LTV is expressed as a percentage and compares your loan amount to the appraised value or purchase price of the home (whichever is lower). The higher your LTV, the more risk the lender takes on— because you have less equity in the property.
How LTV Is Calculated
For example:
- If you buy a $300,000 home and put down $60,000, your loan amount is $240,000
- Your LTV would be 80%
This is important because 80% LTV is the typical threshold where PMI is no longer required to qualify for a conventional mortgage.
Ways to Avoid PMI Before Buying
Because PMI is tied directly to your loan-to-value ratio (LTV), avoiding it comes down to how you structure your loan before closing. By adjusting your down payment, choosing the right loan setup, or working with the right lender, you can often avoid PMI entirely— or shift how the cost is applied.
Here are some strategies to help you avoid PMI:
- Put down at least 20%: This is the most direct way to avoid PMI on a conventional loan.
- Use lender-paid mortgage insurance (LPMI): The lender pays the insurance cost, but you accept a higher interest rate. This can lower your monthly payment short-term but increases total interest over time.
- Explore piggyback loans (80/10/10): This structure uses two loans to reduce the primary mortgage LTV to 80%, eliminating PMI.
- Compare mortgage lenders: Different lenders offer different PMI rates and options, and shopping around can reduce or eliminate PMI costs.
Ways to Remove PMI After Buying
If you already have PMI, the focus shifts from avoiding it to removing it as soon as you become eligible. Because PMI is tied to your LTV, the key is increasing your equity in the home— either by paying down your loan balance, benefiting from price appreciation, or a combination of both.
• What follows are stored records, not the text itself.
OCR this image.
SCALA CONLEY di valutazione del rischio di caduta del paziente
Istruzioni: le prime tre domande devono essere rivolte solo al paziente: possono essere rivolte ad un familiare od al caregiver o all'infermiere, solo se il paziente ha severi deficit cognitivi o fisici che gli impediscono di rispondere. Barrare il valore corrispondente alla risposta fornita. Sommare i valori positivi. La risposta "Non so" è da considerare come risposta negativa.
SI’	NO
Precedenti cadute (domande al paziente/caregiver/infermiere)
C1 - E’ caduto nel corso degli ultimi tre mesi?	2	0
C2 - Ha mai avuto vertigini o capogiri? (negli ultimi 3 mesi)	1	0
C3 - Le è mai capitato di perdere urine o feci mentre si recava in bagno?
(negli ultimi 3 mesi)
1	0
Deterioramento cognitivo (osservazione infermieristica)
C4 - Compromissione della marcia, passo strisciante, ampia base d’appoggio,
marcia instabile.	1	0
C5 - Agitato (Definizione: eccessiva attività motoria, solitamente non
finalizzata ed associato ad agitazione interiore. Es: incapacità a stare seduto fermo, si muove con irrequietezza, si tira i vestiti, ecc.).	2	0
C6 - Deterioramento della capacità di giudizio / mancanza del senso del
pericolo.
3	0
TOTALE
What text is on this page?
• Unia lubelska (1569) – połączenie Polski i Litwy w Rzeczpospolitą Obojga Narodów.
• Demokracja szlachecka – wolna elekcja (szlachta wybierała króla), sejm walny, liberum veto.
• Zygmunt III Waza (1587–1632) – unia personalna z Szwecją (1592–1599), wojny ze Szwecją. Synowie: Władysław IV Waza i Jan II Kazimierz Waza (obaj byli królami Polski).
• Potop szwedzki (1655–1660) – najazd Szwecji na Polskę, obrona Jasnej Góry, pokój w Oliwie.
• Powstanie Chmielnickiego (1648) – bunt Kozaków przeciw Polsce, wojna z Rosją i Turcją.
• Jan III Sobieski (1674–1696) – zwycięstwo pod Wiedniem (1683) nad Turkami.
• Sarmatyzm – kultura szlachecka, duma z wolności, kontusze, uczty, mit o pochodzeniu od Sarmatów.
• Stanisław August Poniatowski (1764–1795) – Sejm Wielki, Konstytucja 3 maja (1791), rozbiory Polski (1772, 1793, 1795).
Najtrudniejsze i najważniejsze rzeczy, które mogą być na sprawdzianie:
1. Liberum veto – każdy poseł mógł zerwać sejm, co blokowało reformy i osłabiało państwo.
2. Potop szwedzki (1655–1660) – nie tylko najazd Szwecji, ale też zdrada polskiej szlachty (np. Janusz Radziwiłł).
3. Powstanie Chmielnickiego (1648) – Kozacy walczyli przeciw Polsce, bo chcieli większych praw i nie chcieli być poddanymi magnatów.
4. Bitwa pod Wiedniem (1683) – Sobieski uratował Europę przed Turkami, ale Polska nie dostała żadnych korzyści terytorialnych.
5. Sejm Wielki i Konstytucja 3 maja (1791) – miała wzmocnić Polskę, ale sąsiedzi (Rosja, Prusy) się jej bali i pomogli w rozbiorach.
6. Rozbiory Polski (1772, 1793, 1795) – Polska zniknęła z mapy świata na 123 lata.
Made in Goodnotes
Here are the most common ways to remove PMI after buying:
- Reach 20% Equity: By law, lenders must remove PMI at 78% loan-to-value (LTV) automatically, and homeowners may request removal once they reach 80% LTV through payments or natural home appreciation.
- Request a New Home Appraisal: If home values in your area have increased, a new appraisal may prove you now have 20% equity. This is one of the fastest ways to remove PMI without refinancing.
- Refinance to a New Mortgage: If interest rates drop or your credit score improves, refinancing into a new conventional mortgage can eliminate PMI and lower your monthly payment.
Human Perspective | Avoid or Remove PMI 💬
PMI is frustrating to homebuyers because it raises the cost of owning a home without any direct benefit. But PMI also makes homeownership more accessible by allowing you to buy a home years earlier instead of waiting to save a full 20% down payment. The real key is understanding how PMI fits into your long-term plan.
Many homeowners discover they can remove PMI far sooner than they expected. For example, someone who bought during a period of rising home values may hit 20% equity after just 2 or 3 years, especially if they made small extra principal payments.
A quick appraisal request or mortgage refinance can remove PMI and lower your monthly mortgage payment by $100 or more.